Freizeit-Land Geiselwind: Young and old can find a thrill at Bavarian park
Something told me when I was twirling around some 320 feet in the air with Tom Petty’s "Learning to Fly" playing in the background that, despite the rain clouds looming over head, I was in for an adventure.
I was aboard an amusement park ride called On Top of the World at Freizeit-Land Geiselwind, looking down at "Bavaria’s leading amusement park." The tour I got of the park from my seat was a preview of what I was about to embark on: a day of fun-filled adventure for all ages.
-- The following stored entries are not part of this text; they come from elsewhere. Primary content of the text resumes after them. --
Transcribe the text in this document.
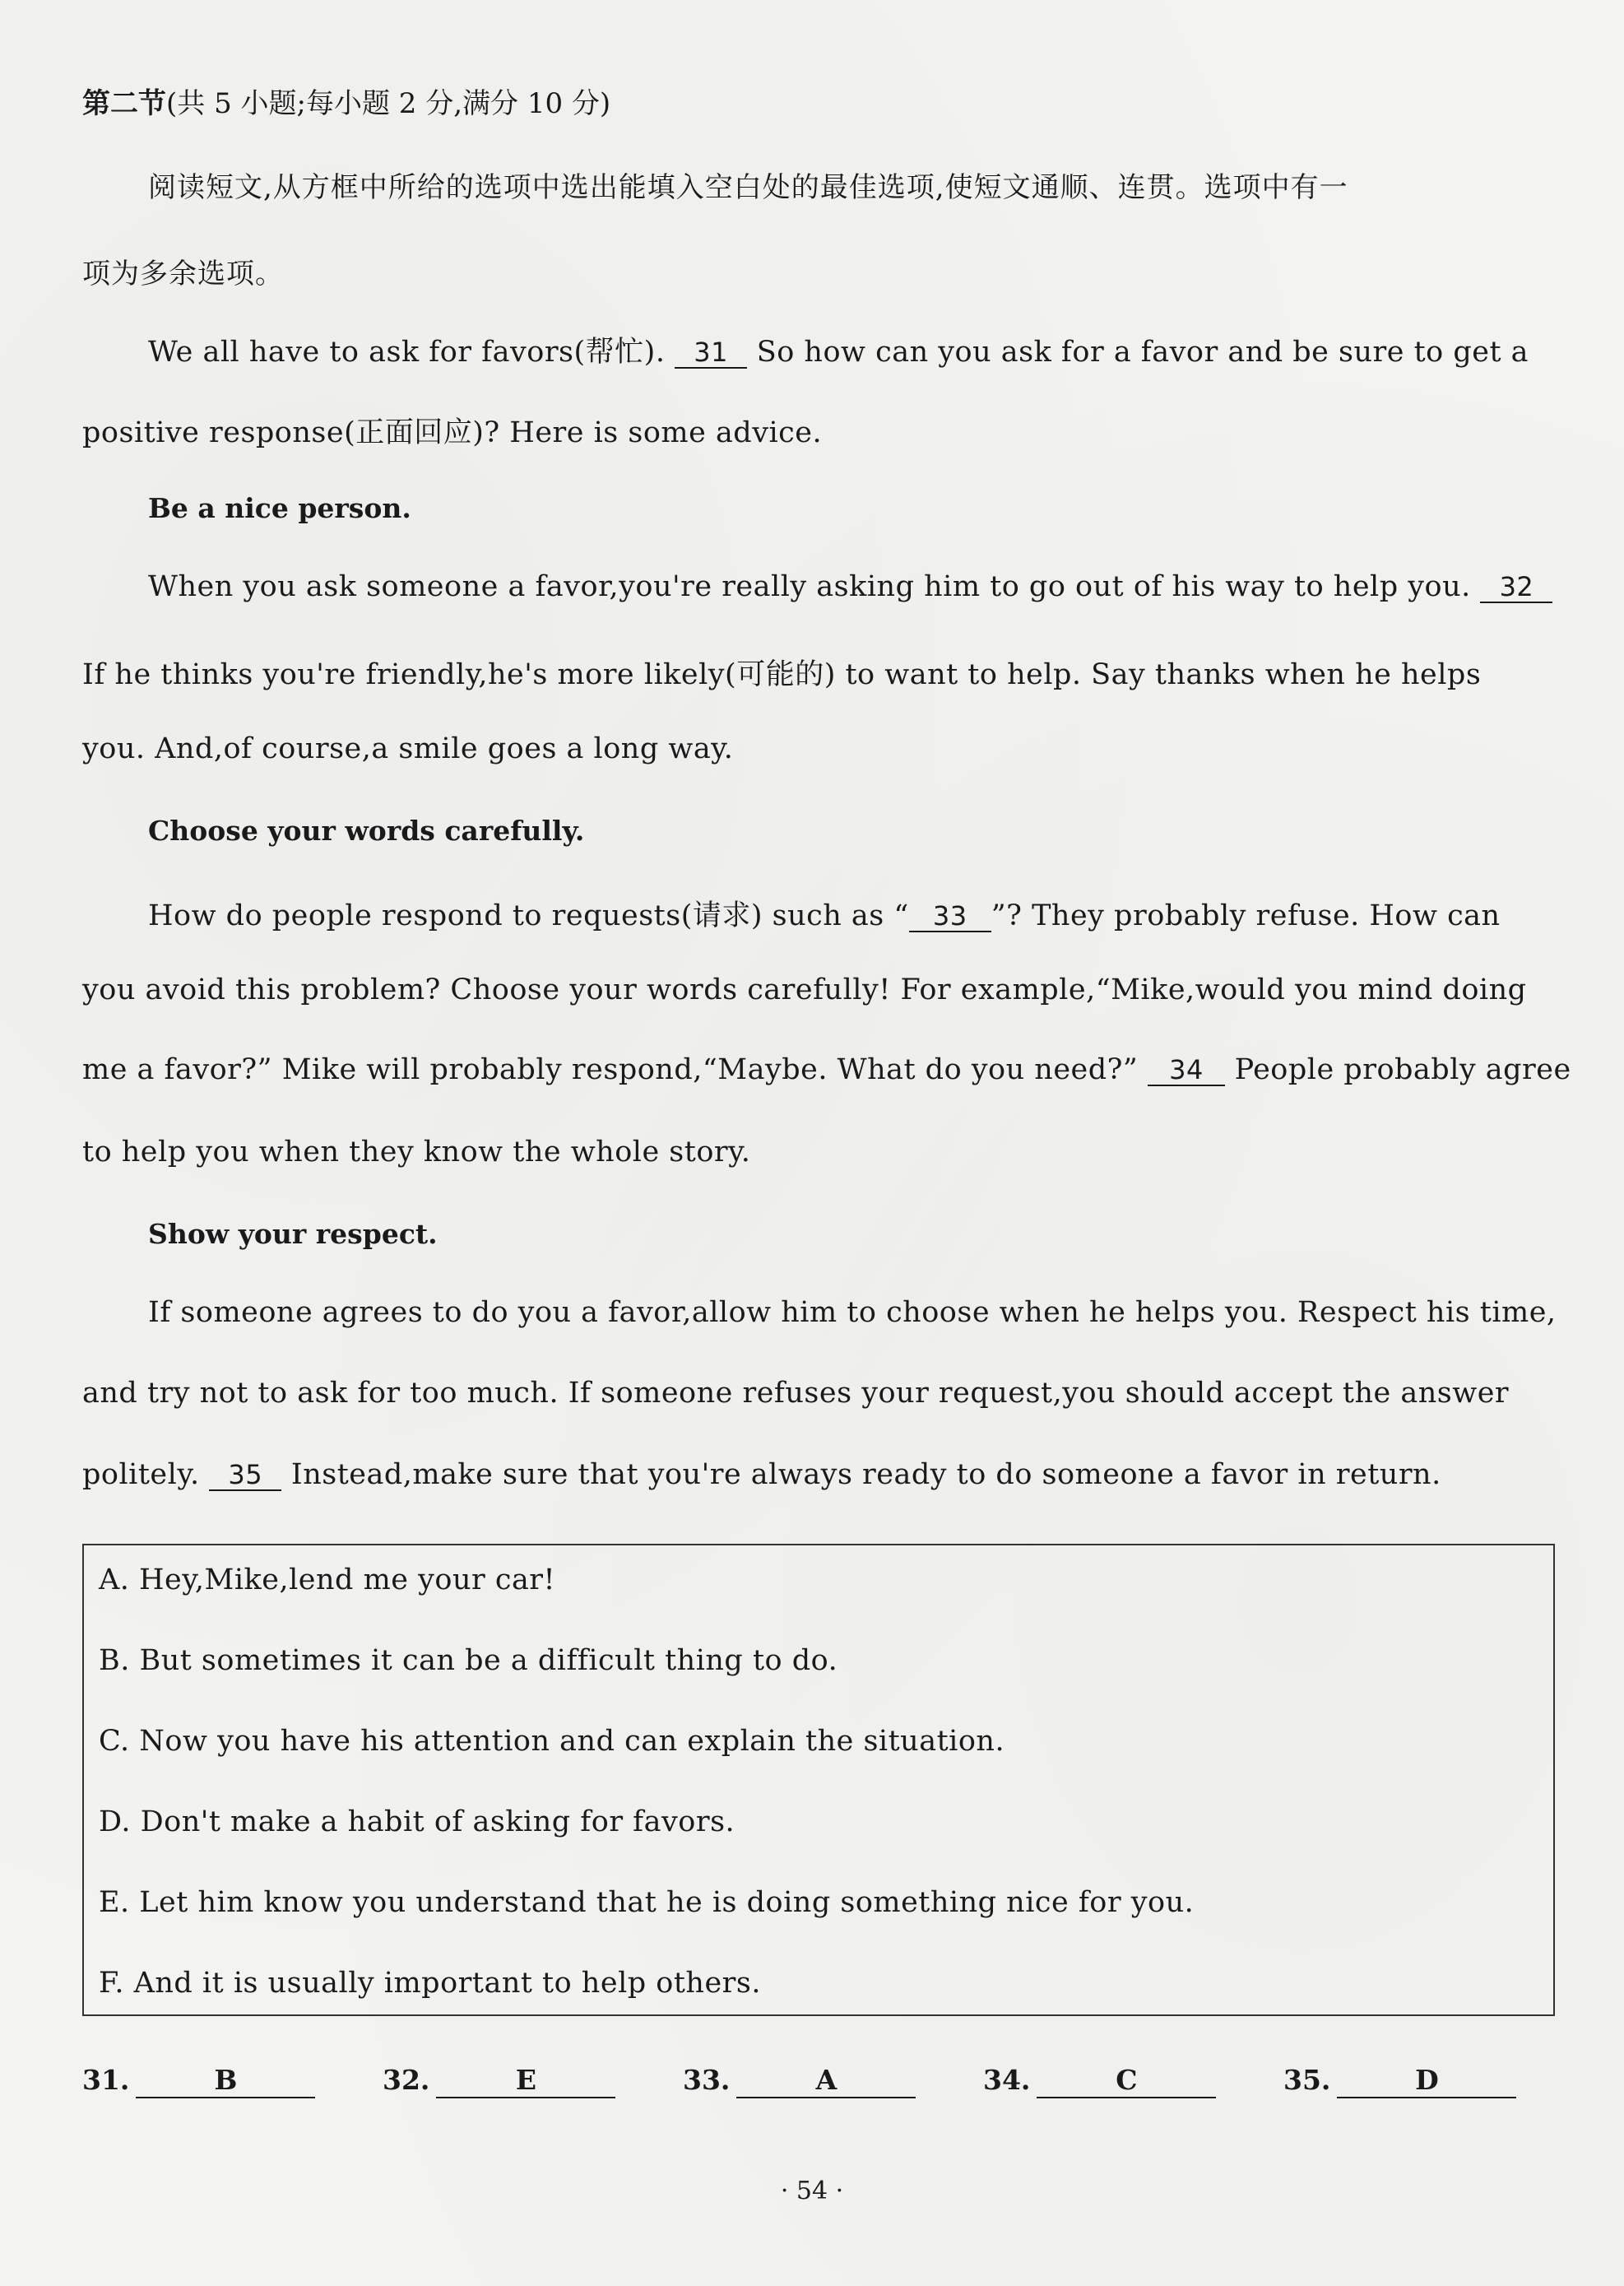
第二节(共 5 小题;每小题 2 分,满分 10 分)
阅读短文,从方框中所给的选项中选出能填入空白处的最佳选项,使短文通顺、连贯。选项中有一
项为多余选项。
We all have to ask for favors(帮忙). 31 So how can you ask for a favor and be sure to get a
positive response(正面回应)? Here is some advice.
Be a nice person.
When you ask someone a favor,you're really asking him to go out of his way to help you. 32
If he thinks you're friendly,he's more likely(可能的) to want to help. Say thanks when he helps
you. And,of course,a smile goes a long way.
Choose your words carefully.
How do people respond to requests(请求) such as “ 33 ”? They probably refuse. How can
you avoid this problem? Choose your words carefully! For example,“Mike,would you mind doing
me a favor?” Mike will probably respond,“Maybe. What do you need?” 34 People probably agree
to help you when they know the whole story.
Show your respect.
If someone agrees to do you a favor,allow him to choose when he helps you. Respect his time,
and try not to ask for too much. If someone refuses your request,you should accept the answer
politely. 35 Instead,make sure that you're always ready to do someone a favor in return.
A. Hey,Mike,lend me your car!
B. But sometimes it can be a difficult thing to do.
C. Now you have his attention and can explain the situation.
D. Don't make a habit of asking for favors.
E. Let him know you understand that he is doing something nice for you.
F. And it is usually important to help others.
31.	B	32.	E	33.	A	34.	C	35.	D
· 54 ·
The park, about a 40-minute drive from Warner Barracks in Bamberg, Germany, covers nearly 100 acres and consists of numerous rides, playgrounds, live shows, electronic theaters, animal shows, exhibitions and places to relax.
Relaxing, however was not what I was there to do. I was there to challenge my youth and to see if I could hold down my breakfast long enough to try all the amusement rides the park had to offer.
The first challenge was the Shot and Drop and the name says it all. First, riders get launched into the air without warning at a speed that can only be described as really fast. Riders end up on top of a tower, looking over the entire park. You’re left checking your chest to see if your heart is still there or somewhere in your intestines.
After a couple more quick descents and launches back into the sky, you return safely to the ground ready for the next ride.
And there are plenty that are exciting for the adventurous adult or the brave child.
The ride that attracted the most park visitors was the Boomerang, a traditional two-loop, upside down, frontward and backward roller coaster. It is not the park’s only coaster, but it is by far the biggest and fastest. There were about three smaller coasters around the park, but nothing like the Boomerang, which, because of the rainy weather, was the only ride I had to wait in line for.
If you’re in for a real thriller, you can venture onto the Shuttle, where your lunch will get shuttled back and forth from your head to your feet. Riders travel in a circle, slowly swaying as if they’re on a space ship and sometimes hanging upside down for what can feel like an eternity, losing any loose change they may have in their pockets.
If you aren’t one for extreme rides — or if you are with smaller children —there are plenty of low-key rides and tons of rare birds, farm animals and even monkeys at the park zoo. Dogs are allowed in the park but make sure you don’t take them into the zoo. In parts of the zoo, animals run free among the guests.
Two other interesting features at the park were the Jurassic exhibit, with dinosaurs that look real enough to have two children screaming and running for their lives, and the "4-D" movie ride, which has you sitting in moving chairs as you watch a short film in 3-D.
With all the features available and the minimal waiting lines, the park is worth the trip for anyone looking for a day of adventure or entertainment for the kids.
On the QTDirections
From Bamberg, take B22 until it meets B505 and head toward Würzburg. Stay on the road for about 15 miles until you reach Autobahn 3. Take A3 toward Würzburg for about 16 miles until you reach Exit 76, Geiselwind. At the T-junction, turn right and at the next T-junction turn left. Then follow signs for the park through the small town until you come to the park on your right. Parking is free.
Park times vary throughout the year, but they are basically 9 a.m. to 6 p.m. It begins reduced hours Sept. 14, including midweek closures. For a list of opening times, see the park’s Web site, www.freizeitlandgeiselwind.de (it has an English version), click on Opening Times and then scroll down to Öffnungszeiten to view a calendar with opening hours.
Admission is according to height and covers all rides and shows. If you are under 1.10 meters (about 3-foot-6), admission is free; if you are between 1.10 and 1.40 meters (about 4-foot-8), you pay 19.50 euros; adults and those taller than 1.40 meters pay 22.50 euros. Children with IDs get in free on their birthdays. Discounts for groups and seniors are available.
The usual amusement park offerings from crêpes to schnitzel and fries are available. And, of course, there is a beer garden.
There is an English-language page at www.freizeitlandgeiselwind.de full of useful information. All written information at the park, except for a few of the rides’ names, is in German, but most of the people who work there speak English.